There would be all kinds of stories told about her later and the part she played, and quite a number of them were perfectly true. She did not, however, secretly take over as engineer of the bridge, as some accounts suggest and as was the gossip at the time.
But it is not at all surprising that the stories spread. As was apparent to everyone who met her, Emily Warren Roebling was a remarkable person. And since every piece of written communication from the house on Columbia Heights to the bridge offices was in her hand, there was, understandably, a strong suspicion that she was doing more than merely taking down what her husband dictated. At first she was credited only with brushing up his English, which may have been the case. But by and by it was common gossip that hers was the real mind behind the great work and that this the most monumental engineering triumph of the age was actually the doing of a woman, which as a general proposition was taken in some quarters to be both preposterous and calamitous. In truth she had by then a thorough grasp of the engineering involved. She had a quick and retentive mind, a natural gift for mathematics, and she had been a diligent student d
uring the long years he had been incapacitated.
Trustees grumbled over her reputed influence.
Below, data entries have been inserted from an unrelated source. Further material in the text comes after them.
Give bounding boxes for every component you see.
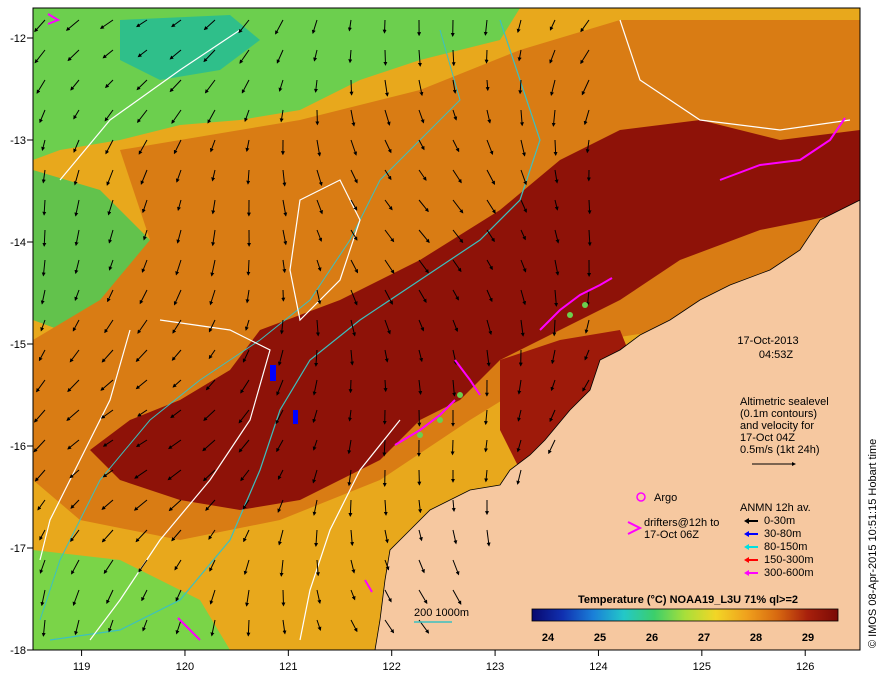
y-axis: -12 -13 -14 -15 -16 -17 -18	[10, 33, 33, 657]
velocity-arrow	[553, 139, 558, 156]
velocity-arrow	[382, 19, 387, 34]
anmn-legend-label: 30-80m	[764, 528, 801, 540]
velocity-arrow	[246, 259, 251, 276]
time-label: 04:53Z	[759, 349, 794, 361]
y-tick-label: -12	[10, 33, 26, 45]
velocity-arrow	[348, 499, 353, 517]
isobath-label: 200 1000m	[414, 607, 469, 619]
altimetry-line-1: Altimetric sealevel	[740, 396, 829, 408]
velocity-arrow	[246, 619, 251, 637]
x-axis: 119120121122123124125126127	[73, 650, 814, 673]
y-tick-label: -13	[10, 135, 26, 147]
anmn-legend-label: 0-30m	[764, 515, 795, 527]
velocity-arrow	[484, 49, 489, 64]
velocity-arrow	[281, 589, 286, 607]
anmn-legend-label: 150-300m	[764, 554, 814, 566]
colorbar-tick-label: 28	[750, 632, 762, 644]
colorbar	[531, 608, 839, 622]
x-tick-label: 123	[486, 661, 504, 673]
altimetry-line-4: 17-Oct 04Z	[740, 432, 795, 444]
y-tick-label: -18	[10, 645, 26, 657]
drifters-label-1: drifters@12h to	[644, 517, 719, 529]
y-tick-label: -17	[10, 543, 26, 555]
drifters-label-2: 17-Oct 06Z	[644, 529, 699, 541]
colorbar-tick-label: 24	[542, 632, 555, 644]
anmn-legend-label: 300-600m	[764, 567, 814, 579]
anmn-mooring-blue	[270, 365, 276, 381]
anmn-title: ANMN 12h av.	[740, 502, 811, 514]
y-tick-label: -15	[10, 339, 26, 351]
velocity-arrow	[383, 49, 388, 66]
x-tick-label: 122	[383, 661, 401, 673]
y-tick-label: -14	[10, 237, 26, 249]
anmn-legend-label: 80-150m	[764, 541, 807, 553]
x-tick-label: 121	[279, 661, 297, 673]
velocity-arrow	[383, 379, 388, 393]
colorbar-tick-label: 29	[802, 632, 814, 644]
plot-area	[33, 8, 860, 650]
x-tick-label: 119	[73, 661, 91, 673]
anmn-mooring-blue-2	[293, 410, 298, 424]
temperature-map: 119120121122123124125126127 -12-13-14-15…	[10, 7, 879, 673]
altimetry-line-3: and velocity for	[740, 420, 814, 432]
colorbar-tick-label: 25	[594, 632, 606, 644]
x-tick-label: 124	[589, 661, 607, 673]
x-tick-label: 120	[176, 661, 194, 673]
velocity-arrow	[450, 439, 455, 456]
velocity-arrow	[349, 79, 354, 96]
colorbar-tick-label: 27	[698, 632, 710, 644]
colorbar-tick-label: 26	[646, 632, 658, 644]
credit-text: © IMOS 08-Apr-2015 10:51:15 Hobart time	[867, 439, 879, 648]
altimetry-line-2: (0.1m contours)	[740, 408, 817, 420]
x-tick-label: 126	[796, 661, 814, 673]
x-tick-label: 125	[693, 661, 711, 673]
velocity-arrow	[348, 379, 353, 394]
velocity-arrow	[587, 199, 592, 215]
altimetry-line-5: 0.5m/s (1kt 24h)	[740, 444, 819, 456]
colorbar-title: Temperature (°C) NOAA19_L3U 71% ql>=2	[578, 594, 798, 606]
y-tick-label: -16	[10, 441, 26, 453]
argo-label: Argo	[654, 492, 677, 504]
date-label: 17-Oct-2013	[737, 335, 798, 347]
Newspapers made oblique references to it. And the fact that she had assumed such importance was often used as a basic premise for the argument that Roebling was not right in the head.
Even Farrington was said to be partly her creation. Farrington had been giving a number of highly popular lantern-slide lectures on the bridge at the Brooklyn Music Hall and at Cooper Union (several thousand people had turned out to see and hear the illustrious master mechanic) and the New York Star remarked, “It is whispered among the knowing ones over the river that Mr. F’s manuscript is in the handwriting of a clever lady, whose style and calligraphy are already familiar in the office of the Brooklyn Bridge.” Maybe this was so. In any case a very great many people took it to be the truth and that was the important thing.
She had also become so adept at shielding her husband from visitors that many of them went away convinced she knew as much about the technical side of the bridge as any of the assistant engineers. When bridge officials or representatives for various contractors were told it would be acceptable for them to call at the Roebling house in Brooklyn, it was seldom if ever the Chief Engineer who received them. She would carry on the interview in his behalf, asking questions and answering theirs with perfect confidence and command of the facts. Most of them left quite satisfied that her husband would be correctly apprised of everything said. But so impressed were some that they went out the door convinced they had met with the Chief Engineer after all and their future correspondence would be addressed directly to her.
At one point in 1879, for example, a controversy developed over the honesty of an important contractor, the Edge Moor Iron Company. Ugly insinuations were traded back and forth in the papers and it began to look as though there might be still another drawn-out investigation. To assure the engineering department of their honesty and good intentions, the firm addressed a formal written statement to that effect, not to the Chief Engineer, but to Mrs. Washington A. Roebling. And there was no mention in the letter of conveying any of its contents to her husband, or to ask for his health or to solicit his response or opinions.